Fermi Gamma-ray Space Telescope

A Search for Counterparts to the Fermi Unassociated Sources using the Swift X-ray Telescope

Amanpreet Kaur
(Abe D. Falcone)

Abstract:

The Fermi Gamma Ray Observatory has revolutionized gamma-ray astronomy by discovering thousands of sources since its launch in 2008. However, the unidentified population of these sources in the Fermi catalogs is still substantial, e.g. one third of the Fermi sources in the latest 3FGL catalog are unidentified. Swift-XRT observations of these Fermi unassociated fields have found possible X-ray counterparts in ~30% of these Fermi unassociated uncertainty regions, and approximately half of these sources were previously uncataloged in either radio/optical/X-ray catalogs. The main objective of this work is to identify the nature of these possible counterparts, utilizing the properties of known Fermi sources coupled with the X-ray source properties. The majority of the known sources in the Fermi catalogs are blazars, which constitute the bulk of the extragalactic gamma-ray source population.
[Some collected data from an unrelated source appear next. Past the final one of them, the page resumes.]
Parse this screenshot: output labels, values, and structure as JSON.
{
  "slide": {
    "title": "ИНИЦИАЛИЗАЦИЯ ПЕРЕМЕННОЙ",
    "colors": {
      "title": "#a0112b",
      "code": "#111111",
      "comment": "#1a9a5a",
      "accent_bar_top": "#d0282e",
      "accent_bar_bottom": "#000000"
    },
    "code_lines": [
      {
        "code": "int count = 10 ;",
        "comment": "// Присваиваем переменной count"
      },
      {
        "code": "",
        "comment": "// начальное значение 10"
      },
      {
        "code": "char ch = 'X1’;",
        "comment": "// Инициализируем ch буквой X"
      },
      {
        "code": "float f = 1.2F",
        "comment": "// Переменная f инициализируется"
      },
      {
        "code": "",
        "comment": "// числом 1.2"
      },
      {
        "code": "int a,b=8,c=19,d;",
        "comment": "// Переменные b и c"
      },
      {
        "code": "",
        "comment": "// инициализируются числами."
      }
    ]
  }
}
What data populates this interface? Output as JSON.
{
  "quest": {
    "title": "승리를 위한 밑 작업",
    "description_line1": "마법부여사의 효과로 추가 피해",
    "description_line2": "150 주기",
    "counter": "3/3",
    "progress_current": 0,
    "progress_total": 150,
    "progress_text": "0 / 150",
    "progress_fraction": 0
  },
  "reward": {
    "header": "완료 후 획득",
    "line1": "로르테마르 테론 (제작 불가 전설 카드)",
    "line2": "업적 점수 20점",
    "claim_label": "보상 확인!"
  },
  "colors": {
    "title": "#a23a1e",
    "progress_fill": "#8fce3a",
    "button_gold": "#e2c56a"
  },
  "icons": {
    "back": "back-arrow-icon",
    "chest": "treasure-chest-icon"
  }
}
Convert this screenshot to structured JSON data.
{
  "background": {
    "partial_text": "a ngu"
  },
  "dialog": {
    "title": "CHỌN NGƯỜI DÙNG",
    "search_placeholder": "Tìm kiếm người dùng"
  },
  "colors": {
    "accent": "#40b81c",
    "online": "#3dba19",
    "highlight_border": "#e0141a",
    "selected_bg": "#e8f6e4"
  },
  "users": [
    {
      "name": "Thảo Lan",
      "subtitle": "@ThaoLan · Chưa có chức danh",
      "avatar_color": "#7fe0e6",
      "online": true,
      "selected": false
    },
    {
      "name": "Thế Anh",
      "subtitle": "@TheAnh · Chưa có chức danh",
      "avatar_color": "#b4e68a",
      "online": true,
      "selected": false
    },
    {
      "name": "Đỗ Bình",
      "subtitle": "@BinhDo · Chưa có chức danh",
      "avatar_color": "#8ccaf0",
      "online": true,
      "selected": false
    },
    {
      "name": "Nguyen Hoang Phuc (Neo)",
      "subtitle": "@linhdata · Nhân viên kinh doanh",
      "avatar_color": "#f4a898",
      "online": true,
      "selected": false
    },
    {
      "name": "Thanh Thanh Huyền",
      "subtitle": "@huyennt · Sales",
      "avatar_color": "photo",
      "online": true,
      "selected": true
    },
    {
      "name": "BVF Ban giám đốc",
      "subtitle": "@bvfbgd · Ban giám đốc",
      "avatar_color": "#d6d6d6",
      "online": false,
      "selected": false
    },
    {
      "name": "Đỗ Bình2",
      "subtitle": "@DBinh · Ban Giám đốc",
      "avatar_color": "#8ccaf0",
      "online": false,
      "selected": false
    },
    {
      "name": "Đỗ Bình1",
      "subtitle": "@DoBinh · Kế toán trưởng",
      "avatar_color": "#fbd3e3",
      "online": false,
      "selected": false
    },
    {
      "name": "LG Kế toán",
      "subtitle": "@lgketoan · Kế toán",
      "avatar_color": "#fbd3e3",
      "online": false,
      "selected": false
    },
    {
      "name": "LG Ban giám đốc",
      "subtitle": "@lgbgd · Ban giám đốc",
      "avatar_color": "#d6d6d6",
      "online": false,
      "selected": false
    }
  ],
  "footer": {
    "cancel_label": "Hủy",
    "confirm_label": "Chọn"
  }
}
The galactic population on the other hand is dominated by pulsars. Overall, these two categories constitute the majority of all gamma-ray objects. Blazars and pulsars occupy different parameter space when X-ray fluxes are compared with various gamma-ray properties. In our work, we utilize the X-ray observations performed with Swift-XRT telescope for the unknown Fermi sources and compare their X-ray and gamma-ray properties to differentiate between the two source classes. These initial investigations can help discriminate between blazars and pulsars, and will be further investigated by utilizing the principles of multivariate principle component analysis as well as machine learning techniques.